Myelodysplasia Following Therapy with Tumour Necrosis Factor-alpha (TNF α) Inhibitors - An Uncommon Occurence.

Introduction-Tumour necrosis factor- alpha (TNF α) inhibitors such as infliximab & etanercept have various applications such as severe rheumatoid arthritis, seronegative spondyloarthritis, vasculitis, crohn’s disease & psoriasis. There have been few reports of haematological complications arising in patients treated with anti-TNF a therapies. There has been only one reported case of development of acute myeloid leukaemia after initiation of etanercept therapy.

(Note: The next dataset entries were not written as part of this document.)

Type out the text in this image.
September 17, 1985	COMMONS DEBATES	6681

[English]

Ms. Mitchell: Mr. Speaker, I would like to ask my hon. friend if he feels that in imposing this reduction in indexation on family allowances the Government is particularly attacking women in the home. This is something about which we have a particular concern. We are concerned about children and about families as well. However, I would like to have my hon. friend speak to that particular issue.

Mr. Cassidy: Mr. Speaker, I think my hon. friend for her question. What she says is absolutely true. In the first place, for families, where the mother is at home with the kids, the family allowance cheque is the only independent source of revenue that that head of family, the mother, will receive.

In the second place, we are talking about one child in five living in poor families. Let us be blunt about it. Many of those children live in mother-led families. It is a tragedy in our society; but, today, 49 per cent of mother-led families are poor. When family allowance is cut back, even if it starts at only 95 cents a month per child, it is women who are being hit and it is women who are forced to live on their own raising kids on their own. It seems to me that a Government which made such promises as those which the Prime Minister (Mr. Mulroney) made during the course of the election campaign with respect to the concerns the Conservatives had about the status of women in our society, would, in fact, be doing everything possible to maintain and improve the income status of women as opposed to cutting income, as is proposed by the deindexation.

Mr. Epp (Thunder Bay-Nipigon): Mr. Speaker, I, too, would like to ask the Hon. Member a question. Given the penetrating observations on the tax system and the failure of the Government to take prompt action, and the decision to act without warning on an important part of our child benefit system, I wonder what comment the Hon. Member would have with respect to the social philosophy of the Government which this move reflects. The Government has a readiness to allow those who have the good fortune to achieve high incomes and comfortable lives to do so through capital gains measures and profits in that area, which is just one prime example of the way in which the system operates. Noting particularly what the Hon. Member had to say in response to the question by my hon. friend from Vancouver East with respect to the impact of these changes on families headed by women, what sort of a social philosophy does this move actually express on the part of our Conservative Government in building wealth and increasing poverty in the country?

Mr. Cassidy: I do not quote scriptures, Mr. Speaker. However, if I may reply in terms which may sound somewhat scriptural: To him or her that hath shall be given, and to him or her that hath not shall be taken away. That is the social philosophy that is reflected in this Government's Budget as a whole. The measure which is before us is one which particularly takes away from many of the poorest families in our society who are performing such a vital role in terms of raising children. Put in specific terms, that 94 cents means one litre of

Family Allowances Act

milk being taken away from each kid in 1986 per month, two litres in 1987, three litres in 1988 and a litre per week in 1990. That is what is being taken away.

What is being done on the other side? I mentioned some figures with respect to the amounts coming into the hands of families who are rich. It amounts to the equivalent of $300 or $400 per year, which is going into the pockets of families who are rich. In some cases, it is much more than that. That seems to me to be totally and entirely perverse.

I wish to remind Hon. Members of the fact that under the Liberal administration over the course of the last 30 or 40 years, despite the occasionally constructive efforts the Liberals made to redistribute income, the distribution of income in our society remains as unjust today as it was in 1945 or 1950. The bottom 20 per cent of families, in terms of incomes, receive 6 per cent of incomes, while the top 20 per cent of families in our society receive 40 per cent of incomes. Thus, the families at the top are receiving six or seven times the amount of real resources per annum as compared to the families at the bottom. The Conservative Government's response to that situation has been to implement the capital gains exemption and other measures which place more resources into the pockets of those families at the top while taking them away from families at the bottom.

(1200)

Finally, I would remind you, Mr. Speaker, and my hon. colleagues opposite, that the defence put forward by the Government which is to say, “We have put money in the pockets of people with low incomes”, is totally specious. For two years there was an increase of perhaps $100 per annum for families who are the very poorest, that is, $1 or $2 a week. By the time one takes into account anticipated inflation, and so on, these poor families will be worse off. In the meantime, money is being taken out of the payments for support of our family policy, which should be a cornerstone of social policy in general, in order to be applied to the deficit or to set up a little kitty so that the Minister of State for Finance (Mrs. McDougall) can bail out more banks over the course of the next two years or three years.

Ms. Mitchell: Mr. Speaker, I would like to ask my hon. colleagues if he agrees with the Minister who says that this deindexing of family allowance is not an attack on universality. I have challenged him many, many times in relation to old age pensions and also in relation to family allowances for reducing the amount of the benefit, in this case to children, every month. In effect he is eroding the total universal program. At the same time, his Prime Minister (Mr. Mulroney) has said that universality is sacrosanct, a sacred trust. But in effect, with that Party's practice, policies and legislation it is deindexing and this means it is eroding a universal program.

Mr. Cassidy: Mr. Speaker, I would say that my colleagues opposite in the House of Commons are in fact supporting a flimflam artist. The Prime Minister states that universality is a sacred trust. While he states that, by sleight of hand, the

Case report-A 57year old gentleman with HLA B27 negative ankylosing spondylitis presented with chest infection. His full blood count showed Hb 5.9 g/l WBC 3.8 × 10^9/L Neutrophil count 2.7 × 10^9/L Lymphocyte count 0.7 × 10^9/L Platelet count 89 × 10^9/L & Reticulocyte count 21 × 10^9/L. Occasional myeloblasts were seen on the blood film. He had been on biological therapy for ankylosing spondylitis with infliximab 5mg/kg infusion on 8 weekly basis for 18 months which was stopped due to lack of efficacy. Subsequently he had been treated with etanercept 50 mg subcutaneous once weekly for the past 16 weeks prior to this presentation. His full blood count prior to initiation of infliximab & etanercept was Hb 11.6 g/l WBC 16 × 10^9/L Neutrophil count 12.8 × 10^9/L Lymphocyte count 2.1 × 10^9/L Platelet count 655 × 10^9/L and Hb 11.0 g/l WBC 8.2 × 10^9/L Neutrophil count 4.9 × 10^9/L Lymphocyte count 2.4 × 10^9/L Platelet count 591 × 10^9/L, respectively. He underwent bone marrow investigations. Bone marrow aspirate was aparticulate with dyshaemopoeisis. Dyserythropoeisis in form of irregular nuclei, occasional binucleated cells & delayed nucleo-cytoplasmic maturation was seen along with dysmyelopoeisis in form of binucleated cells & pelger forms. Blasts amounted to 14% of nucleated cells. Overall, impression was in keeping with refractory anemia with excess of blasts (RAEB-2). Trephine biopsy showed mildly hypocellular bone marrow with markedly disordered haemopoeisis. There was trilineage dysplasia with abundant micromegakaryocytes with immunocytochemistry for CD117 showing increased number of progenitors (10–20%). The appearances were in keeping with myelodysplasia with excess of CD117 positive progenitors. Cytogenetic study failed. The sepsis responded to broad spectrum antibiotics but he continues on red cell & platelet support on a weekly basis.

Conclusion The chronology points to a TNF α inhibitor mediated effect in this patient. Despite the close temporal association between exposure to TNF α inhibitor therapy and the presentation of myelodysplasia in this patient, a causal relationship cannot be established with confidence. Tumour necrosis factor inhibitors find wide applications in inflammatory conditions with high TNF. Such treatment may be associated with uncommon complications. It is of interest to note there are ongoing trials using TNF α inhibitors in myelodysplastic syndrome. Checking a full blood count periodically, and immediately if the patient is unwell is recommended.